Auswirkungen für die Praxis
Formaljuristisch ist dem BFH zuzustimmen: Wird die Eröffnung eines Insolvenzverfahrens über das Vermögen einer GmbH beantragt und ein vorläufiger Insolvenzverwalter unter Anordnung eines allgemeinen Zustimmungsvorbehalts bestellt, verbleibt die Verwaltungs- und Verfügungsbefugnis beim gesetzlichen Vertreter der GmbH. Er wird durch den vorläufigen Insolvenzverwalter nicht aus seiner Pflichtenstellung verdrängt und hat weiterhin dafür zu sorgen, dass die Steuern aus den Mitteln der GmbH entrichtet werden. Der vorläufige schwache Insolvenzverwalter wird auch nicht zum Vermögensverwalter nach § 34 Abs. 1 Satz 1 AO, so dass es bei der Pflichtenstellung des Geschäftsführers bleibt.
Gleichzeitig ist es Aufgabe des schwachen vorläufigen Insolvenzverwalters, etwaige Zahlungen für die Betriebsfortführung freizugeben und die Masse für die Eröffnung des Insolvenzverfahrens zu sichern. Durch § 55 Abs. 4 InsO ist dabei die Einordnung von Steuerverbindlichkeiten derart geregelt, dass diese als Masseverbindlichkeiten gelten, wenn die Steuerverbindlichkeit während des vorläufigen Insolvenzverfahrens begründet wurde. Steuerverbindlichkeiten, die vor der Anordnung einer vorläufigen Insolvenzverwaltung begründet wurden – wie vorliegend –, stellen hingegen Insolvenzforderungen i.S.d. § 38 InsO dar. Eine Zustimmung zur Zahlung dieser Forderungen wird ein vorläufiger Insolvenzverwalter in aller Regel nicht erteilen. Er würde sich andernfalls nicht unerheblichen Haftungsrisiken aussetzen, da auch der vorläufige Insolvenzverwalter Insolvenzforderungen im Regelfall nicht bevorzugt befriedigen darf.
Nach den bisherigen Feststellungen lag im vorliegenden Fall eine eindeutige (schriftlich fixierte) Zustimmungsverweigerung durch den vorläufigen Insolvenzverwalter nicht vor. Es ist jedoch mit an Sicherheit grenzender Wahrscheinlichkeit davon auszugehen, dass eine solche Zustimmung zur Zahlung rückständiger Steuern auch nicht erteilt worden wäre. Insofern ist es nachvollziehbar, dass das Ausgangsgericht das Ausbleiben der Zustimmung als „gerichtsbekannt“ unterstellt. Auch in der insolvenzrechtlichen Praxis werden üblicherweise nur solche Zahlungen in die Wege geleitet, die für die Aufrechterhaltung des laufenden Geschäftsbetriebs zwingend notwendig sind. Der vorläufige Insolvenzverwalter stellt zudem meist unmissverständlich klar, dass er dem Ausgleich etwaiger Zahlungsrückstände in aller Regel nicht zustimmen werde, der Bezug unumgänglicher Lieferungen oder die Ablösung von Absonderungsrechten mag hier die Ausnahme darstellen. Die Ansicht des BFH erscheint vor diesem Hintergrund sehr formalistisch, wenn er dem Geschäftsführer auferlegt, trotz eines aufs Nötigste zusammengeschrumpften Zahlungsverkehrs, explizit – gerichtsfest dokumentiert – nachzufassen, ob gleichwohl dem Ausgleich rückständiger Steuern zugestimmt werde.

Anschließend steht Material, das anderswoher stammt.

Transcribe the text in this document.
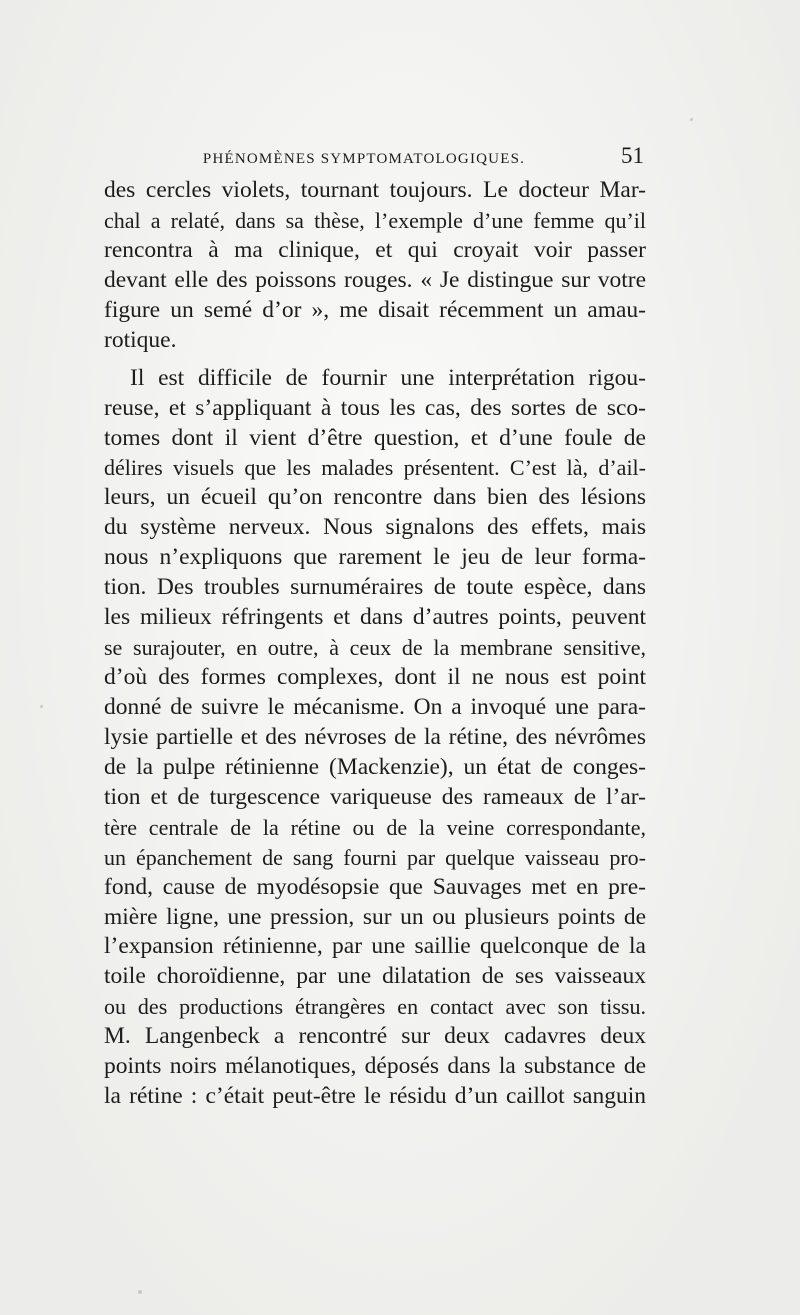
PHÉNOMÈNES SYMPTOMATOLOGIQUES.	51
des cercles violets, tournant toujours. Le docteur Mar-
chal a relaté, dans sa thèse, l’exemple d’une femme qu’il
rencontra à ma clinique, et qui croyait voir passer
devant elle des poissons rouges. « Je distingue sur votre
figure un semé d’or », me disait récemment un amau-
rotique.
Il est difficile de fournir une interprétation rigou-
reuse, et s’appliquant à tous les cas, des sortes de sco-
tomes dont il vient d’être question, et d’une foule de
délires visuels que les malades présentent. C’est là, d’ail-
leurs, un écueil qu’on rencontre dans bien des lésions
du système nerveux. Nous signalons des effets, mais
nous n’expliquons que rarement le jeu de leur forma-
tion. Des troubles surnuméraires de toute espèce, dans
les milieux réfringents et dans d’autres points, peuvent
se surajouter, en outre, à ceux de la membrane sensitive,
d’où des formes complexes, dont il ne nous est point
donné de suivre le mécanisme. On a invoqué une para-
lysie partielle et des névroses de la rétine, des névrômes
de la pulpe rétinienne (Mackenzie), un état de conges-
tion et de turgescence variqueuse des rameaux de l’ar-
tère centrale de la rétine ou de la veine correspondante,
un épanchement de sang fourni par quelque vaisseau pro-
fond, cause de myodésopsie que Sauvages met en pre-
mière ligne, une pression, sur un ou plusieurs points de
l’expansion rétinienne, par une saillie quelconque de la
toile choroïdienne, par une dilatation de ses vaisseaux
ou des productions étrangères en contact avec son tissu.
M. Langenbeck a rencontré sur deux cadavres deux
points noirs mélanotiques, déposés dans la substance de
la rétine : c’était peut-être le résidu d’un caillot sanguin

Ungeachtet dessen ist es zur Verringerung des Haftungsrisikos für den Geschäftsführer auch nach Stellung des Insolvenzantrags sinnvoll, den vorläufigen Verwalter ausdrücklich um Zustimmung zur Steuerzahlung zu ersuchen und dessen Ablehnung schriftlich fixieren zu lassen.